How long ought a sermon to be? As long as you can read in the eye of seven-eighths of your audience, Pray, go on. If you cannot read that, you have mistaken your vocation; you were never called to the ministry. The secret of the persuasive power of our favorite orators is in their constant recognition of the ebb and flow of the sensibilities they are acting upon. Their speech is, in effect, an actual conversation, in which they are speaking for as well as to the audience and the interlocutors are made almost as palpably such as at the “Breakfast-Table” of our dramatic “Autocrat.” In contrast with this, the dull preacher, falling below the dignity and the privilege of his office, addresses himself, not to living men, but to an imaginary sensibility to abstract truth. The effect of this is obvious and inevitable; it converts hearers into doubters as to whether in fact there be any such thing as a religion worth recommending or possessing, and preachers into complainers of the people as indifferent and insensible to the truth, — a libel which ought to render them liable to fine and punishment. God’s truth, fairly presented, is never a matter of indifference or of insensibility to an intelligent, nor even to an unintelligent audience. However an individual here and there may contrive to withdraw himself from the sphere of its influence, truth can no more lose her power than the sun can lose his heat.
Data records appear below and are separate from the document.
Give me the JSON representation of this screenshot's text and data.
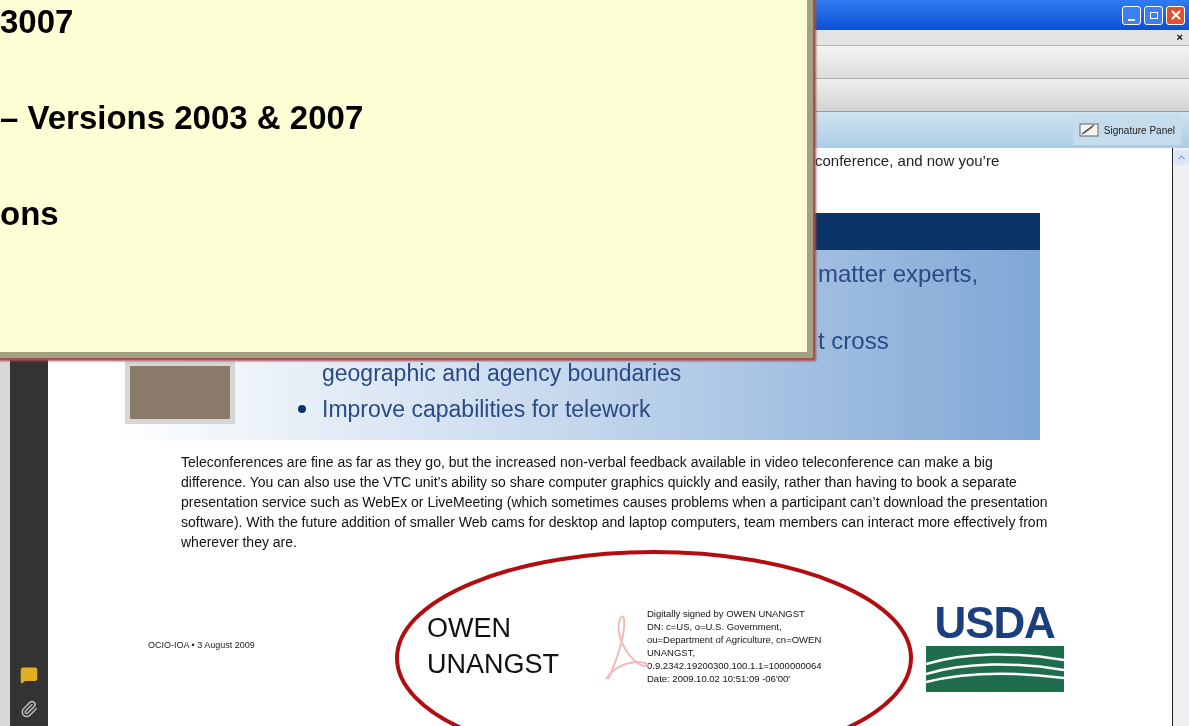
{
  "callout": {
    "lines": [
      "3007",
      "– Versions 2003 & 2007",
      "ons"
    ]
  },
  "window": {
    "close_document": "×"
  },
  "signature_bar": {
    "button": "Signature Panel"
  },
  "document": {
    "intro_fragment": "conference, and now you’re",
    "slide": {
      "fragments": [
        "matter experts,",
        "t cross"
      ],
      "bullet_continuation": "geographic and agency boundaries",
      "bullets": [
        "Improve capabilities for telework"
      ]
    },
    "paragraph": "Teleconferences are fine as far as they go, but the increased non-verbal feedback available in video teleconference can make a big difference. You can also use the VTC unit’s ability so share computer graphics quickly and easily, rather than having to book a separate presentation service such as WebEx or LiveMeeting (which sometimes causes problems when a participant can’t download the presentation software). With the future addition of smaller Web cams for desktop and laptop computers, team members can interact more effectively from wherever they are.",
    "footer": {
      "date": "OCIO-IOA • 3 August 2009",
      "signer_name": [
        "OWEN",
        "UNANGST"
      ],
      "signature_details": [
        "Digitally signed by OWEN UNANGST",
        "DN: c=US, o=U.S. Government,",
        "ou=Department of Agriculture, cn=OWEN",
        "UNANGST,",
        "0.9.2342.19200300.100.1.1=1000000064",
        "Date: 2009.10.02 10:51:09 -06'00'"
      ],
      "logo_text": "USDA"
    }
  }
}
The people, under the quickening influences characteristic of our age, are awaking to the consciousness, that, on the day which should be the best of all the week, they have been defrauded of their right, in having solemn dulness palmed upon them, in place of living, earnest, animated truth. Let not ministers, unwisely overlooking this undeniable fact, defame the people, by alleging a growing facility in dissolving the pastoral relation, — a disregard of solemn contracts, — a willingness to dismiss excellent, godly, and devoted men, without other reason than the indisposition to retain them. Be it known to all such, that capable men in every department of life were never in such request as at this very hour; and never, since the world began, was there an audience so large and so attentive to truth, well wrought and fitted to its purpose, as now.